Remember that this is a simplified explanation, and actual accounting treatment may involve additional considerations

Replies (1)

Here's a clearer breakdown of the IFRS treatment for exchange of goods like the fridge and television between XYZ and ABC:


Key Points:

  • Exchange of non-monetary assets (fridge vs.

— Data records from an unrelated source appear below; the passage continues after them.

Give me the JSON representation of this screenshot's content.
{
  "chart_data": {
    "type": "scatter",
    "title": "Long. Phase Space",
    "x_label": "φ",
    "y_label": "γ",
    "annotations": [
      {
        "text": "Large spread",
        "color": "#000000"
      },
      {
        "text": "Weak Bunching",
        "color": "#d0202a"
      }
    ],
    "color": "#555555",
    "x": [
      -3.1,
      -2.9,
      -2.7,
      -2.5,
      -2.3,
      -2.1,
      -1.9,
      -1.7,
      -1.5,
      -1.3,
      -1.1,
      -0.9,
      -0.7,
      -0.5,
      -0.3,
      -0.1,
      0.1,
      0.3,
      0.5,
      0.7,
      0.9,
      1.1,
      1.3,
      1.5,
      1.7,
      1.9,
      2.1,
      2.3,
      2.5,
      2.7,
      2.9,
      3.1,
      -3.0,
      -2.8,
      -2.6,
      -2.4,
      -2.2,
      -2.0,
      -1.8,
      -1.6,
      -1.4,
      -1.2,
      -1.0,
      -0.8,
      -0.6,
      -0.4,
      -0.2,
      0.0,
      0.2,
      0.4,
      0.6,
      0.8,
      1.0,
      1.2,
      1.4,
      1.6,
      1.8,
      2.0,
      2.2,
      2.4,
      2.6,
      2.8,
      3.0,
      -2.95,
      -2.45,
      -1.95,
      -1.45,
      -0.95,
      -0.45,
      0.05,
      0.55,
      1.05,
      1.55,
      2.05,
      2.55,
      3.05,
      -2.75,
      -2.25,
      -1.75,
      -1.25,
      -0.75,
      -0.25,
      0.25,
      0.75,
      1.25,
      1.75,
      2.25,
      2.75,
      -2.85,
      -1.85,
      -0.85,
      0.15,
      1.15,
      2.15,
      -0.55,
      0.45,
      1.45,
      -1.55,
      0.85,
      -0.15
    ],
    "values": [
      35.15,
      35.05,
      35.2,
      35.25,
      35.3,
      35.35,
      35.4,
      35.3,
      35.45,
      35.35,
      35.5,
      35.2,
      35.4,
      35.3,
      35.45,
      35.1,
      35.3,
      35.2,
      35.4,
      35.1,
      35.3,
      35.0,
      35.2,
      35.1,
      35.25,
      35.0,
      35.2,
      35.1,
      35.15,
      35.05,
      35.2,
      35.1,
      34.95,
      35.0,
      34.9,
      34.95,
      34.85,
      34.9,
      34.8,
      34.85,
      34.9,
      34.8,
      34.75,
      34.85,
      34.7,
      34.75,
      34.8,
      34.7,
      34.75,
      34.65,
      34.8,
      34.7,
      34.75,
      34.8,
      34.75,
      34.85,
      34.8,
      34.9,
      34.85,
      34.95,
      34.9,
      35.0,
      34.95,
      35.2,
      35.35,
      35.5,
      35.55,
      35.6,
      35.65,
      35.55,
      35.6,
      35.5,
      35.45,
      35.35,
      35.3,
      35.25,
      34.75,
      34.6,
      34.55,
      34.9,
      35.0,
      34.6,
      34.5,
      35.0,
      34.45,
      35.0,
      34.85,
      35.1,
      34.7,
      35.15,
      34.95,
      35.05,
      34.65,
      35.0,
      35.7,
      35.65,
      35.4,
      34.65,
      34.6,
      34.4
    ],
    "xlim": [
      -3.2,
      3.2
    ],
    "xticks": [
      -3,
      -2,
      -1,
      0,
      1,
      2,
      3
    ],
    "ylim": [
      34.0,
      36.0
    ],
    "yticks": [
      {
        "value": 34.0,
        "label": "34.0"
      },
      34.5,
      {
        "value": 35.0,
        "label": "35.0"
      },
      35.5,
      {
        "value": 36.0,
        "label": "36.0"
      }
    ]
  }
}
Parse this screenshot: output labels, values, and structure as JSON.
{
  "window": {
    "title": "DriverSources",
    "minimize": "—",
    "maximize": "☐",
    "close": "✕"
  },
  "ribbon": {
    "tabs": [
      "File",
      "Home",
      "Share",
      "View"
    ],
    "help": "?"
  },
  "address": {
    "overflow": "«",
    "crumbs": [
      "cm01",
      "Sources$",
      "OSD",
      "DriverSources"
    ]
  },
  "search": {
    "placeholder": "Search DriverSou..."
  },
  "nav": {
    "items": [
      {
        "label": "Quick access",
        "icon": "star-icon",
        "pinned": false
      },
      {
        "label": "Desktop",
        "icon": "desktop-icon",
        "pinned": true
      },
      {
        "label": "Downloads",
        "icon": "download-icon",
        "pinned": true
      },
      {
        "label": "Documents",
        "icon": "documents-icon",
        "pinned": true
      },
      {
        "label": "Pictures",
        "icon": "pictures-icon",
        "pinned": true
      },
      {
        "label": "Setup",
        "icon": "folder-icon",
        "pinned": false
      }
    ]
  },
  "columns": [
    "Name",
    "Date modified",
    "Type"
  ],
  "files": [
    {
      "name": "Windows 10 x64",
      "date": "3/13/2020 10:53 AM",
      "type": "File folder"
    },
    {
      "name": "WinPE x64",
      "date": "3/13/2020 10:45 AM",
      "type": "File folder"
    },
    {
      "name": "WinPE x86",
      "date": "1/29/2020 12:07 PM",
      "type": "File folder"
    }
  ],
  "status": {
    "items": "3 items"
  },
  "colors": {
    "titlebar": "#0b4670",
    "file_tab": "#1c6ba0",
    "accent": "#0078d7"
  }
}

TV).

  • Both assets initially recorded at cost + markup.

  • Exchange can have commercial substance or not.

  • Loss on exchange recognized if fair value < carrying amount.


Step 1: Determine Commercial Substance

  • Commercial substance means the future cash flows from the new asset differ significantly from the old asset.

  • Here, since a fridge and a television are quite different, exchange likely has commercial substance.


Step 2: Measure Fair Value

  • For the exchange with commercial substance, both assets are measured at fair value.

  • Fair value usually means market value or the price at which the asset could be sold.


Step 3: Recognize Asset Received & Derecognize Asset Given

  • The old asset (fridge for XYZ, TV for ABC) is removed at its carrying amount.

  • The new asset is recognized at the fair value of the asset given up or received (whichever is more clearly evident).


Step 4: Recognize Gain or Loss

  • Loss: If fair value of the asset received is less than carrying amount of asset given up, recognize loss in profit or loss immediately.

  • Gain: If fair value of asset received is more than carrying amount, recognize gain in profit or loss immediately.


Example for XYZ:

  • Fridge carrying amount = $200 (cost) + 11% markup ($22) = $222

  • Television fair value (received) = $250 + 10% markup = $275

  • Since TV’s fair value ($275) > fridge’s carrying amount ($222), XYZ recognizes a gain of $53.

Journal entry for XYZ:

 
Dr. Television (PPE) $275 Cr. Fridge (PPE) $222 Cr. Gain on Exchange (P&L) $53

Example for ABC:

  • TV carrying amount = $250 + 10% markup = $275

  • Fridge fair value (received) = $200 + 11% markup = $222

  • Since fridge fair value ($222) < TV carrying amount ($275), ABC recognizes a loss of $53.

Journal entry for ABC:

 
Dr. Fridge (PPE) $222 Dr. Loss on Exchange (P&L) $53 Cr. Television (PPE) $275

Summary:

Aspect XYZ ABC
Asset Given Fridge (carrying amount $222) TV (carrying amount $275)
Asset Received TV (fair value $275) Fridge (fair value $222)
Gain / Loss Gain $53 Loss $53
Accounting Treatment Recognize TV @ $275, Gain $53 Recognize Fridge @ $222, Loss $53

If the exchange lacked commercial substance, both parties would continue carrying the old asset's book value, and no gain/loss is recognized.